For many years, UK governments have been pro-diesel, encouraging drivers to opt for diesel engines over their petrol alternatives. However, with a recent U-turn on this policy due to fears over emissions causing air pollution and the diesel engine’s threat to our health in urban areas, there’s been a change of policy with higher parking fees and congestion charges increased for diesel drivers.
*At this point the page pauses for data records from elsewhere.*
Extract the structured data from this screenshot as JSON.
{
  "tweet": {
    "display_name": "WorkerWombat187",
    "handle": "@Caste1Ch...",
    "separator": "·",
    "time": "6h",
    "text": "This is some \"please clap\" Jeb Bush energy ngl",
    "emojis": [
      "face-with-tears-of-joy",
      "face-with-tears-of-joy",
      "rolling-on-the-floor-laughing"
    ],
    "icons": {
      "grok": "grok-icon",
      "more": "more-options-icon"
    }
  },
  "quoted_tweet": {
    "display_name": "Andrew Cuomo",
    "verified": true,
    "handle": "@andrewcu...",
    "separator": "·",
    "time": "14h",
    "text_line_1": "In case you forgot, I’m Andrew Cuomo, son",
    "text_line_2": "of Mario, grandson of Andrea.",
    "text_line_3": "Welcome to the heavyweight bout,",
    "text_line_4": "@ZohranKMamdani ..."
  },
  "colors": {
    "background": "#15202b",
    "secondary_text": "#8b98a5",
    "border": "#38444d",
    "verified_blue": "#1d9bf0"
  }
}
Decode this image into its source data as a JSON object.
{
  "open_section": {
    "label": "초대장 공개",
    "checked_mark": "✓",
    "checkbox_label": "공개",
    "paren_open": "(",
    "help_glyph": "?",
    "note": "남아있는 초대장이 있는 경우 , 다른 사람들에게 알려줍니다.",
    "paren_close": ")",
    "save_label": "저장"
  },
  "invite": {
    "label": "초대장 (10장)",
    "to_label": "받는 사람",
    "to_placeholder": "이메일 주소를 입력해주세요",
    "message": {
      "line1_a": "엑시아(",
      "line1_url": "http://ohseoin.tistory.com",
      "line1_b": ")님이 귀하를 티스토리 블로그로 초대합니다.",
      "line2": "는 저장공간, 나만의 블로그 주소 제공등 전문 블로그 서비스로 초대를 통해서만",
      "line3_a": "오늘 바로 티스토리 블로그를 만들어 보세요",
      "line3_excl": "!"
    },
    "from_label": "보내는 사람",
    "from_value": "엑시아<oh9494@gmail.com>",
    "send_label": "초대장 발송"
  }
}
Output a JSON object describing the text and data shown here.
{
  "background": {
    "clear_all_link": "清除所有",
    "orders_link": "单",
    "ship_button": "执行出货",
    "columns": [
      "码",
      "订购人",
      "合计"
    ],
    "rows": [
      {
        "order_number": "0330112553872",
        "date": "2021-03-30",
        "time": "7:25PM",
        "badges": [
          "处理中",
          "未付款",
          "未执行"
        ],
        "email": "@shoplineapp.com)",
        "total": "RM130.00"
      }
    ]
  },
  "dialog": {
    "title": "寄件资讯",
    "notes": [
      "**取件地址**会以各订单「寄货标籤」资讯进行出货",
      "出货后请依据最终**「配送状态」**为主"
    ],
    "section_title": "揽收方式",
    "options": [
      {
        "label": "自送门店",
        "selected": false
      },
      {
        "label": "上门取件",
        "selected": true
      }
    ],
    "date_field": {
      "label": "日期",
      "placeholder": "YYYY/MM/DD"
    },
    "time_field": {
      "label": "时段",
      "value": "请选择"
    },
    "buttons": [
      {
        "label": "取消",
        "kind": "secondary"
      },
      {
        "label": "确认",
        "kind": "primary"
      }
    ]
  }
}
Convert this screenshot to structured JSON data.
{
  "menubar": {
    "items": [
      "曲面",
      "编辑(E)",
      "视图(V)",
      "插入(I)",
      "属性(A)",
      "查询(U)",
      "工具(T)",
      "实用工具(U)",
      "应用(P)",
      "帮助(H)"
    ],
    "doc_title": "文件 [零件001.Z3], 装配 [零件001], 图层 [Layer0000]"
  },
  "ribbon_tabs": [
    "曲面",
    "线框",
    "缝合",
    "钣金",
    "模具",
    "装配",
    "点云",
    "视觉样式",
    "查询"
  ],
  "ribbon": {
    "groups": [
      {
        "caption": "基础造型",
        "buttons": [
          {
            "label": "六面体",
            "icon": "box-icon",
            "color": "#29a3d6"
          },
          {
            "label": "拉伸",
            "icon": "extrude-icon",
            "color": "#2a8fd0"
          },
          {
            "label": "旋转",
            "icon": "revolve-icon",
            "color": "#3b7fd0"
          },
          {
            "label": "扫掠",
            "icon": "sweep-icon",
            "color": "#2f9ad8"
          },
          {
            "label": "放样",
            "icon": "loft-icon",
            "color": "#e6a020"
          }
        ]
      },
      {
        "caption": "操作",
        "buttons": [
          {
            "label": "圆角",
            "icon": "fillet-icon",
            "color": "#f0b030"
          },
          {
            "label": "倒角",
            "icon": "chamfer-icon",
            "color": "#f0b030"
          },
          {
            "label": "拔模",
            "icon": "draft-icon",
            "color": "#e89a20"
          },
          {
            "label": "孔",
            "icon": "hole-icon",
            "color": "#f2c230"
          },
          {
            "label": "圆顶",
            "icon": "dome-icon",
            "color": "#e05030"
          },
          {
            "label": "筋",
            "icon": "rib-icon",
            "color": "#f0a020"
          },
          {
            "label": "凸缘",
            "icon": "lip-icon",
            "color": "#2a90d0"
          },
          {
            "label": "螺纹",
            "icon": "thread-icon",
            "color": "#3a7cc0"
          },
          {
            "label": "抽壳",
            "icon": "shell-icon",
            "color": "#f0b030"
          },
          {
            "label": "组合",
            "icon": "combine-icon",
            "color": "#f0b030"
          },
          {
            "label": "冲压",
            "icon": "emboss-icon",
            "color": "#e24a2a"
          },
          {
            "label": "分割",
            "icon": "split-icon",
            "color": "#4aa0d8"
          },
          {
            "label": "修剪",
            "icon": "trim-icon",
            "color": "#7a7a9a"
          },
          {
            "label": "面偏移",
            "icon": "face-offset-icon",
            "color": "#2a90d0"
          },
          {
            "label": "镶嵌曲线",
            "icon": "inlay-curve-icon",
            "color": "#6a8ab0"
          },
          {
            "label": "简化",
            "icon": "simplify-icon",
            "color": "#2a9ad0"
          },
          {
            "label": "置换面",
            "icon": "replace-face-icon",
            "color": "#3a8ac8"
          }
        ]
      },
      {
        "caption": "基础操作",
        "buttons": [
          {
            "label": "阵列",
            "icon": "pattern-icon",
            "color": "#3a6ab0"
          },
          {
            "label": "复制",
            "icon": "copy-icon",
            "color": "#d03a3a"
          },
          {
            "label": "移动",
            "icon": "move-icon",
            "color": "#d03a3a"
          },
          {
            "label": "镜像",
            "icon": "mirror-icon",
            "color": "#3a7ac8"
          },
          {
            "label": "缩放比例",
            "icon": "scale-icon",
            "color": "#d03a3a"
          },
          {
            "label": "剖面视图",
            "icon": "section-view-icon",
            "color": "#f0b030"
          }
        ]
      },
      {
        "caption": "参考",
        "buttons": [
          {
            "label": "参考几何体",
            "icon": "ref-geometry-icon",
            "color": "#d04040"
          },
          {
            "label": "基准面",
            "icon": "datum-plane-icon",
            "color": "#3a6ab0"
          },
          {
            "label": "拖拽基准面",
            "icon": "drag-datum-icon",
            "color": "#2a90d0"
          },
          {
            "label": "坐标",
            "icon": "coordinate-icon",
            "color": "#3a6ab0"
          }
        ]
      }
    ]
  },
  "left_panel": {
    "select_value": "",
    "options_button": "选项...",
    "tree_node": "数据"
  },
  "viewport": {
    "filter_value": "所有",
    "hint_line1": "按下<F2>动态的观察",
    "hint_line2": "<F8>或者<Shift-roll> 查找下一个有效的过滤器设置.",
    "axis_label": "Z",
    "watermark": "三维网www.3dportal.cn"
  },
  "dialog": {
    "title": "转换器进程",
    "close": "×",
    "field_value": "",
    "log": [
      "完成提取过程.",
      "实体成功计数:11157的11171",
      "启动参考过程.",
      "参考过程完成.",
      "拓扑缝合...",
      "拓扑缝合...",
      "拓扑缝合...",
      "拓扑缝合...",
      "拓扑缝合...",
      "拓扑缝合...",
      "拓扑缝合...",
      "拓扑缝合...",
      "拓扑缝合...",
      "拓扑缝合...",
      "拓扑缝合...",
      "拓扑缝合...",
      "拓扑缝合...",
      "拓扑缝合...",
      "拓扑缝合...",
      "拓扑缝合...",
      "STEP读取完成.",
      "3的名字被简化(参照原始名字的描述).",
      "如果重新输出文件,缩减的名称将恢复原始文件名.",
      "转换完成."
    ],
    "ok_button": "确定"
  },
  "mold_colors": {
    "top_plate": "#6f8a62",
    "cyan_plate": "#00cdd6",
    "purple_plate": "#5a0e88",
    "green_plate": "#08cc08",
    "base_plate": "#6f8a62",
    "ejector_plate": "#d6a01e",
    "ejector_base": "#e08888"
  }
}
London’s Pollution Problem
In a bid to reduce pollution in the city, there will be an extra £10 charge added to those who drive older diesel models. The ‘Toxicity Charge’ as it has been named, will apply to drivers with vehicles that don’t meet the Euro 4 emission standards, and comes into force in October 2017. The charge will apply Monday to Friday from 7am – 6pm and is hoping to protect human health as Londoners are reporting suffering from increasing health problems as a result of the air pollution. There are also plans in place to create an ultra-low emissions zone in London by 2020, and the mayors of Madrid, Paris and Mexico City have all recently unveiled plans to get rid of diesel cars on their roads by 2025.
The Petrol V Diesel Debate
On the other hand, there’s also an argument that diesel cars are much better for the environment than their petrol counterparts in other ways. By doing more miles on less fuel, when it comes to drivers who’re doing long commutes or a lot of motorway driving, a diesel engine can be a much better choice and much eco-friendlier, especially in the long term. The fuel-economy that a diesel providers for motorway drivers is invaluable and cars that tow heavier loads often rely on diesel engines for the extra power, so it doesn’t look like they’re going to go extinct just yet, just take a look at the great selection that are available at Motorpoint today.
With the debate set to go on, it looks highly likely that sales of diesel cars are likely to continue to decrease with more rules and restrictions being put upon drivers but whether this is the best move for the environment only time will tell.